Il portavoce della curva B: non porteremo il metro allo stadio…

In diretta a ‘Punto Nuovo Sport Show’, trasmissione con Umberto Chiariello in onda su Radio Punto Nuovo, è intervenuto Alessandro Cosentino, portavoce dei gruppi della Curva B: “Da tanto tempo, ormai, il mondo delle curve non è più considerato la parte viva di questo spettacolo.
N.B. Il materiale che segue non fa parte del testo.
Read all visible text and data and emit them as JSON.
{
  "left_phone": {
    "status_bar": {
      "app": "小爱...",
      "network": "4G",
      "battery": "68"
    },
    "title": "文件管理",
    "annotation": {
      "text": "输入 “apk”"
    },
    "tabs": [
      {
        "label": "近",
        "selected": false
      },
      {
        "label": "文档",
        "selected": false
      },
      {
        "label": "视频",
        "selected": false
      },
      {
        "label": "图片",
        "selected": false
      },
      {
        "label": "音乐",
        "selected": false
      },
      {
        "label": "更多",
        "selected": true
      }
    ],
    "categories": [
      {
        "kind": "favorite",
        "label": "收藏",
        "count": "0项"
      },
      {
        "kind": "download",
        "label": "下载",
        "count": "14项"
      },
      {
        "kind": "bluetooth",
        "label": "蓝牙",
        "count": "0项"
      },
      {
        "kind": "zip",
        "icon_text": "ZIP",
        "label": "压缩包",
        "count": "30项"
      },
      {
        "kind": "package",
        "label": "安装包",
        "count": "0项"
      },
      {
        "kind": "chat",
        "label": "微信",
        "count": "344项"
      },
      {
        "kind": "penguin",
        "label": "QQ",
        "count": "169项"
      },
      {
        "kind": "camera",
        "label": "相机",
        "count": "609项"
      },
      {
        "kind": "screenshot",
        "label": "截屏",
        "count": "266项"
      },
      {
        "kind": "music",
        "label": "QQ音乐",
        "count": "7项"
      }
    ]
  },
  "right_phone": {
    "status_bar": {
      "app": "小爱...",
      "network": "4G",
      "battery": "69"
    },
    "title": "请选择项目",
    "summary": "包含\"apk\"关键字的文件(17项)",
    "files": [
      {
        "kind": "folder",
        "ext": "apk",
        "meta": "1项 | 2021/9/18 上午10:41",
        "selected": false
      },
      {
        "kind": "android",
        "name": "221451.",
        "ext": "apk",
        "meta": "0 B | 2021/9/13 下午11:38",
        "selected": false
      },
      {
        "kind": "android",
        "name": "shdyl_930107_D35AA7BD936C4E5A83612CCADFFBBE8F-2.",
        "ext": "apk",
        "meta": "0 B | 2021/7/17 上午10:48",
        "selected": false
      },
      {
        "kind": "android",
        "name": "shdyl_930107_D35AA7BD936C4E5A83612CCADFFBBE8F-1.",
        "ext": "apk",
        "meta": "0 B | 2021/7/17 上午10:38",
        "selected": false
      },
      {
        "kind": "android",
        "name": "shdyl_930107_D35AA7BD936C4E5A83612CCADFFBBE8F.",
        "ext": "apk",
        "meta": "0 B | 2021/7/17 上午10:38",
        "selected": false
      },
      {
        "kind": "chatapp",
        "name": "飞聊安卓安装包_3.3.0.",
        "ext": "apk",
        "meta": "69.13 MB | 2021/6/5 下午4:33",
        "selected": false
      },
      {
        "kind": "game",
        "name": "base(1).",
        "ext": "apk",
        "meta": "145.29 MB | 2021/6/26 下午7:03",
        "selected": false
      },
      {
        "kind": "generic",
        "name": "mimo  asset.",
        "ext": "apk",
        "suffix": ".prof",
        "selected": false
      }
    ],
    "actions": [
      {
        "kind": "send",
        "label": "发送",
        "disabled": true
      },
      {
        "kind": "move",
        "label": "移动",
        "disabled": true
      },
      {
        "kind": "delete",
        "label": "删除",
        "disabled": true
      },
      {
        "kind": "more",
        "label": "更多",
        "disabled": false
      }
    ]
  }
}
Prima eravamo uno spettacolo dettato da uomini di cuore, oggi il calcio è business, con tifosi o senza tifosi, si va avanti e non interessa più a nessuno. In Germania i tifosi comprano le sagome dei sediolini con la loro faccia, è chiara la direzione in cui si vuole andare. Per quanto riguarda l’Italia, stiamo vivendo situazioni particolari. Ci siamo divisi in due fazioni: tesserati e non. Con molta esperienza stiamo cercando di accomunare i pensieri e provare a trovare una soluzione per portare un’unica voce. Il 6 giugno ci sarà una manifestazione a cui parteciperà la tifoseria italiana, a Roma, l’80% delle tifoserie si sono dissociate per non essere accomunate a nessun tipo di colore politico. Siamo un po’ scoglionati, abbiamo una visione differente della ripresa. Vivo molto la realtà del Nord dove l’incubo Covid non è ancora scomparso, ma come si suol dire, lo spettacolo continua e che ben venga. Si accontenteranno dei campi in silenzio e le tasche piene perché il campo deve finire e ricominciare il prossimo. Un metro di distanza tra tifosi, come si rispetta? Chi lo porta il metro? Non si rispettano le distanze ad un aperitivo, figuriamoci se allo stadio, dopo tanto tempo, si può pensare di fare 1 sediolino sì e 3 no. Vorrei portare un messaggio a Iannicelli: non capisco il suo accanimento con le curve, ha avuto problemi in passato con noi? Non penso sia entrato in curva, mai.